Qualcomm also points out that the power management chips it supplies for the Note 7 are also used in other mass market phones (Samsung’s Galaxy S7 and S7 Edge, Xiaomi’s Mi Max, and ZTE’s Nubia Z9 Max) that don’t blow up. Qualcomm’s own QuickCharge technology was indeed used in one version of the Note 7, but only for its protocols used in communication between the various power management chips in the device.
Lithium-ion batteries in phones contain three major physical structures: a positive electrode made of Lithium cobalt oxide, a negative electrode made of carbon, and a separator layer made of micro-perforated plastic. The layers are submerged in an organic solvent substance. During charging, lithium ions move through the plastic barrier layer from the positive lithium electrode and attach to the negative carbon electrode. As the battery is used (discharged) the opposite happens: Lithium ions move back over to the positive electrode.
Lithium-ion batteries can become unstable if charged at a higher-than-specified voltage rate. The cathode material can become an oxidizing agent, losing its stability and producing carbon dioxide. If pressure within the cell continues to rise, a safety interrupt is supposed to kick in. If such an interrupt doesn’t happen (for whatever reason), pressure within the cell can continue to rise and the safety membrane around the cell can burst, causing the cell to “vent with flame.” When battery manufacturers say “vent with flame,” they mean “explode.”
“It casts a pall over the whole fast-charging technology; you have to be concerned,” says Steve Rizzone, CEO of the long-range wireless charging tech supplier Energous. “The whole idea of rapid charging is going to have a negative connotation to it.” Rizzone says that problem points to the need for a new way of charging devices. While the technology has yet to be productized, Rizzone believes the constant over-the-air charging Energous is building will let users constantly be “topping off” the charge in their phone’s battery, which would lighten the load on the battery.
So the Note 7 debacle, whatever the exact cause, may have been the result of a smartphone maker trying to respond to the marketplace and simply asking too much of the battery technology we have today. “What you’re seeing is proving more and more that powering larger batteries, and charging those batteries quicker, the battery chemistry can’t keep up with those requirements,” Rizzone says.
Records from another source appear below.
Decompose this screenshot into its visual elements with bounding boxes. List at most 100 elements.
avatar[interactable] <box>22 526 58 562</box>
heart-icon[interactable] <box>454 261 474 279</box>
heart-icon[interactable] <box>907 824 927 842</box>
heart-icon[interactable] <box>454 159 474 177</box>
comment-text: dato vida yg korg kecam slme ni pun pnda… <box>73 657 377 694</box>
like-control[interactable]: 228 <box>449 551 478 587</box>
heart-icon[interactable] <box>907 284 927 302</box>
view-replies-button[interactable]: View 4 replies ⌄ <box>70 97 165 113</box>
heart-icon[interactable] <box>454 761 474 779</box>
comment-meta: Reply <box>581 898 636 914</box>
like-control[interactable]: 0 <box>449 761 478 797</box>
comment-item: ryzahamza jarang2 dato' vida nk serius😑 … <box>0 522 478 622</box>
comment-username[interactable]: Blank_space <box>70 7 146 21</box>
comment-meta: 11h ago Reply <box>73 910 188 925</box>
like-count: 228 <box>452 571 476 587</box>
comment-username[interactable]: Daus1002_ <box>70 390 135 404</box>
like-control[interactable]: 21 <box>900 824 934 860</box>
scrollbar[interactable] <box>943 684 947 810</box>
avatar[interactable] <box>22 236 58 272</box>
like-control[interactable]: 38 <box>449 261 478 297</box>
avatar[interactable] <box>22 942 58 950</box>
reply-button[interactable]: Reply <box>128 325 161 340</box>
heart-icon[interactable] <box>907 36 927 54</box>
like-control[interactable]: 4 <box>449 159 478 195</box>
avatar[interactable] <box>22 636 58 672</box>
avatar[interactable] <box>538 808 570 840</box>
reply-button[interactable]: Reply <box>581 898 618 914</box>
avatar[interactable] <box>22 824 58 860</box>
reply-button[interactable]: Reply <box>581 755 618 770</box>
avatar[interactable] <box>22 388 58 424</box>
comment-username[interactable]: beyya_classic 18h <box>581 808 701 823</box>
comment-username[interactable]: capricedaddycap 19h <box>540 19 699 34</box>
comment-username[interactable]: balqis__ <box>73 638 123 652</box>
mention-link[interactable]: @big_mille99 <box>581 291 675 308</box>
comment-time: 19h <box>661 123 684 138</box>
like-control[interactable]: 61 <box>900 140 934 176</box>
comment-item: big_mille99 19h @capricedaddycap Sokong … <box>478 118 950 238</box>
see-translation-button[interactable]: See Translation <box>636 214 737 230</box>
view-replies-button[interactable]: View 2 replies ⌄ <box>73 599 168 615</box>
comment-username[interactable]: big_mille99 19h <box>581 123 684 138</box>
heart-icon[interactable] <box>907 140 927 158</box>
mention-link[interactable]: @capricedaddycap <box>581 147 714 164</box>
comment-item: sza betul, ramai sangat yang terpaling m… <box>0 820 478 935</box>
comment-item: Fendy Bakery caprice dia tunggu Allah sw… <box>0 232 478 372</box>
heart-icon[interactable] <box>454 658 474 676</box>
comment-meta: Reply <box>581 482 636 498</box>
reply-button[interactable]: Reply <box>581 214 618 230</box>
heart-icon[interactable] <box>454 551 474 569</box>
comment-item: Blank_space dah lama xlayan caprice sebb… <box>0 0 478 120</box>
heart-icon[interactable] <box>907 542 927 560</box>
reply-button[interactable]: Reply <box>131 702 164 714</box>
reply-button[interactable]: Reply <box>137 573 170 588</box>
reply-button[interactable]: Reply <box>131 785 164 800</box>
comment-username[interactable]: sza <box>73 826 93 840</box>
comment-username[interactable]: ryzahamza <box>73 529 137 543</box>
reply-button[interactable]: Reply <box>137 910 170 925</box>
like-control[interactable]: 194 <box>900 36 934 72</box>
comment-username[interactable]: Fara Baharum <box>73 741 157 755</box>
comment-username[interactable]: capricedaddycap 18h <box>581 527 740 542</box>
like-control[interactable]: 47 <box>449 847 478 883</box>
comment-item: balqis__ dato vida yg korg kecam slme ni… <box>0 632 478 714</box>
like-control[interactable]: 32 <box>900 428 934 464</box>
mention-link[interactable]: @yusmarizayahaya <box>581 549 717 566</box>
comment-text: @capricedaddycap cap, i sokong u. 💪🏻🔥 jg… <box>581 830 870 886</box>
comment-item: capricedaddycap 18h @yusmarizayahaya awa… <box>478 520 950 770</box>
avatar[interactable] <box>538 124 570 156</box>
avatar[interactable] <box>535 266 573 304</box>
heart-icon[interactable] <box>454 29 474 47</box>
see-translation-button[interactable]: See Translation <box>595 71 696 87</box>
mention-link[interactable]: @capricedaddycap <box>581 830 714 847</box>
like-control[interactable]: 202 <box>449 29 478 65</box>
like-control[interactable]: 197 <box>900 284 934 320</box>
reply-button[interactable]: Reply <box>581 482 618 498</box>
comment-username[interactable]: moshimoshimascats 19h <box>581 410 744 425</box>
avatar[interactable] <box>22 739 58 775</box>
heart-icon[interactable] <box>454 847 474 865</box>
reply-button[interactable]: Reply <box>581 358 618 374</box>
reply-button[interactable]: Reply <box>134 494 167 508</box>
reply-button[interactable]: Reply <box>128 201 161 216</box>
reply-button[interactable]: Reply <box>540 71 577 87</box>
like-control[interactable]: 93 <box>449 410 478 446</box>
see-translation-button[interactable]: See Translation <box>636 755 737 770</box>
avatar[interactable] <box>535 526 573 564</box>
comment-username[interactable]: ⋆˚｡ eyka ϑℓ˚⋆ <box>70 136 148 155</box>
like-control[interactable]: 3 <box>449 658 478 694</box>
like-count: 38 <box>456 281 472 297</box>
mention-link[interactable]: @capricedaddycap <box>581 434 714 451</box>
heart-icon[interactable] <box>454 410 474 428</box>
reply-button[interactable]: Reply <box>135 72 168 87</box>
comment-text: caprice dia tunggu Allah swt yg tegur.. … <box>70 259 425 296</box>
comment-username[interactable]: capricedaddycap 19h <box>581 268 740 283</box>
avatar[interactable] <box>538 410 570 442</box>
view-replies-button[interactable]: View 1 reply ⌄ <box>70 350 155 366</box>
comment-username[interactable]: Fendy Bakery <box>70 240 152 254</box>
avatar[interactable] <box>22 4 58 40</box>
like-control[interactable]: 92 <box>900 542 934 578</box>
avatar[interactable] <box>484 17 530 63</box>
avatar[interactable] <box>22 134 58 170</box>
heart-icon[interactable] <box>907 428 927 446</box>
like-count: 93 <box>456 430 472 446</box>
Lithium-ion batteries are far more reliable and safer than earlier battery technologies, but there are limits to the amount of miniaturization, power capacity, and rate of charging phone makers can impose on them.
Maybe it was inevitable. Maybe Samsung was just unfortunate enough to be the first phone maker to (loudly and violently) run smack into the wall, the outer limits of what lithium-ion technology can safely be asked to do.